The US$1.2 million Gedenkstätte Berliner Mauer (Berlin Wall Memorial) was opened on Aug. 13, 1998, the 37th anniversary of the day the Wall went up. This 230-foot stretch of Wall is flanked at right angles by two 23-foot-high steel walls.

There is no access to the former death strip. It can be seen only through observation slits in the backup wall, which was built behind the Berlin Wall proper. The slits also provide visual access to a closed-off area, which is designed to symbolize the oppressive atmosphere of the death strip.

But construction was controversial. The Berlin Senate wanted to create a memorial that would reflect the inherent brutality and contempt for man. Who wanted THAT on the street across from their house?! Especially residents who had to accept for decades the real thing?

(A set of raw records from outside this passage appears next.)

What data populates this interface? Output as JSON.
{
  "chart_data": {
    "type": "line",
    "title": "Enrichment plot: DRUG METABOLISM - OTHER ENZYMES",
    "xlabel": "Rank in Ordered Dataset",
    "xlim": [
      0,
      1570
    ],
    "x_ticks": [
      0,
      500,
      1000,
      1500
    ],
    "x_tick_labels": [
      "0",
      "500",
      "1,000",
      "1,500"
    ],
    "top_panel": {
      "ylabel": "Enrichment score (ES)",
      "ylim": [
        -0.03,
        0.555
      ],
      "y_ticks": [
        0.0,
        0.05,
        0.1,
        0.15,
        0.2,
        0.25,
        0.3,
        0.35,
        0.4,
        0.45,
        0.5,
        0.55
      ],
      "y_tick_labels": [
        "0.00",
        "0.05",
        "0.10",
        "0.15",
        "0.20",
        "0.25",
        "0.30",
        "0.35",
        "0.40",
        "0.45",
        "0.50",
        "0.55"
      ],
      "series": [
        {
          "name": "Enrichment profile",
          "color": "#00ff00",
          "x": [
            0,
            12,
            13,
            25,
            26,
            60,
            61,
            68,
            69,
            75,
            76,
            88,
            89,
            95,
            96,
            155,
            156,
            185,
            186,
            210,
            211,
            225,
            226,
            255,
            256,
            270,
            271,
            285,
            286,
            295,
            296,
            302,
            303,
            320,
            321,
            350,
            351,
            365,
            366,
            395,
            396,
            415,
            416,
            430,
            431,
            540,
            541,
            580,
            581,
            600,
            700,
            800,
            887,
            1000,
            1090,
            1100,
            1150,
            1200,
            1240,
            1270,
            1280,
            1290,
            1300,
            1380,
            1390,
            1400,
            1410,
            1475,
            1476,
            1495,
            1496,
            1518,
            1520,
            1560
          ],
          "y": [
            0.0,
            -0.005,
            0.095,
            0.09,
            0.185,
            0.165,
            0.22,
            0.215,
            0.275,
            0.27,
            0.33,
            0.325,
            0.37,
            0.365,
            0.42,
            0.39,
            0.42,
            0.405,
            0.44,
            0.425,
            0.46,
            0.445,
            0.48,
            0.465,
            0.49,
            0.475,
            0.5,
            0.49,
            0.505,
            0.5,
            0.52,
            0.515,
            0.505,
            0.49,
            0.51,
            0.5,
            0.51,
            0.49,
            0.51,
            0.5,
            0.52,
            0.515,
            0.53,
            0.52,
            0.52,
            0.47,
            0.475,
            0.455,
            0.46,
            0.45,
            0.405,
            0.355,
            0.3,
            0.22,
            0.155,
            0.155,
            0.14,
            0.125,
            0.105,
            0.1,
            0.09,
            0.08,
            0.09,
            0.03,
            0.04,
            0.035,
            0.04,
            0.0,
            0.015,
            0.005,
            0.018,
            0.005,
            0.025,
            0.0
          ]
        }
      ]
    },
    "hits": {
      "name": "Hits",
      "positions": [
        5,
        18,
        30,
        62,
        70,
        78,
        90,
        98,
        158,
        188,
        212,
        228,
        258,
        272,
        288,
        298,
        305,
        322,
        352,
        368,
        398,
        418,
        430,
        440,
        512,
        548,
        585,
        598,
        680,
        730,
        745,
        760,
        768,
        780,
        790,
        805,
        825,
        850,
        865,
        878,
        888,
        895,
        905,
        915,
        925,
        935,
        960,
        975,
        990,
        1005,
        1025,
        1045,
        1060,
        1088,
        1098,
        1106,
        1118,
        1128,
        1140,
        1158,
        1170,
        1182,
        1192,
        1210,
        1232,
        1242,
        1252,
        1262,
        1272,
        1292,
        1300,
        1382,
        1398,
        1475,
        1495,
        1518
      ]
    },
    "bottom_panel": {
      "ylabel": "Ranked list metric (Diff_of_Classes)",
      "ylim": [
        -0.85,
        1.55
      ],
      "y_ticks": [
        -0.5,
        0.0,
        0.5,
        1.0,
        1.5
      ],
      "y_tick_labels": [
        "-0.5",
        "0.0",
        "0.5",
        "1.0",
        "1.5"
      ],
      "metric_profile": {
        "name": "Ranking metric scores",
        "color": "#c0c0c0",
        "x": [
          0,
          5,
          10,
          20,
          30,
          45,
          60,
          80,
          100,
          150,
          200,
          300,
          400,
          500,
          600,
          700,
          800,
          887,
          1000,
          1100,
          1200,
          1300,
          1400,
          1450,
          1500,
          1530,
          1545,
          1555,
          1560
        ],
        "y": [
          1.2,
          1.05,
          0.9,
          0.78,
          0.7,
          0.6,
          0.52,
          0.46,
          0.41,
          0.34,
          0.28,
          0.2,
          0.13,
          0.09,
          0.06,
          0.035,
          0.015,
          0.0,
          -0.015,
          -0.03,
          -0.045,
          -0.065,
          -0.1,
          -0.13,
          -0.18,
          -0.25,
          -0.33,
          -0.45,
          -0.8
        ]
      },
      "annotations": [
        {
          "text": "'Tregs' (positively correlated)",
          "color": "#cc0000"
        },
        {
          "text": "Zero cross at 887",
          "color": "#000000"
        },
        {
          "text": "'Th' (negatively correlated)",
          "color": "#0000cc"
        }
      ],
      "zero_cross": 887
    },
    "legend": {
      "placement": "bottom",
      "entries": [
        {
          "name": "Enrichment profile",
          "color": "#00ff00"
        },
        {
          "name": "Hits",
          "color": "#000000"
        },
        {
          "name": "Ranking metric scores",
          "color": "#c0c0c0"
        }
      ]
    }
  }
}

The second problem was that politicians got involved, even down to the detail of the wording of the memorial plaque, which, in its final version, they changed to read, “In memory of the division of the city from August 13, 1961, until November 9, 1989, and to the memory of the victims of Communist despotism.”

The architects were furious. They wanted to know “which victims?” Stalinism in general? The Communist government in China? Cuba?

Documentation Center

Across the street from the Wall Memorial, at Bernauerstraße 111, politicians opened the Berlin Wall Documentation Center on the 10th anniversary of the fall of the Wall, Nov. 9, 1999. In addition to the documentary exhibition, the venue offers a visitors’ digital archive, a reading station and listening stations with original soundtracks and statements by witnesses, as well as film and photo stations.

Across Ackerstraße, the Kapelle der Versöhnung, or Chapel of Reconciliation, rises above the site of the former Church of Reconciliation, which had lain in the “no man’s land” of the border area and had been inaccessible to its Protestant Reconciliation Congregation, which had also been divided into East and West.

In order to complete border defenses, the East German army blew up the church. After the fall of the Wall, the congregation built the austerely simple Chapel of Reconciliation on the foundations of the former church. The church bells, which had been preserved, are in front of the chapel, and the altar, which also was saved, stands inside the chapel.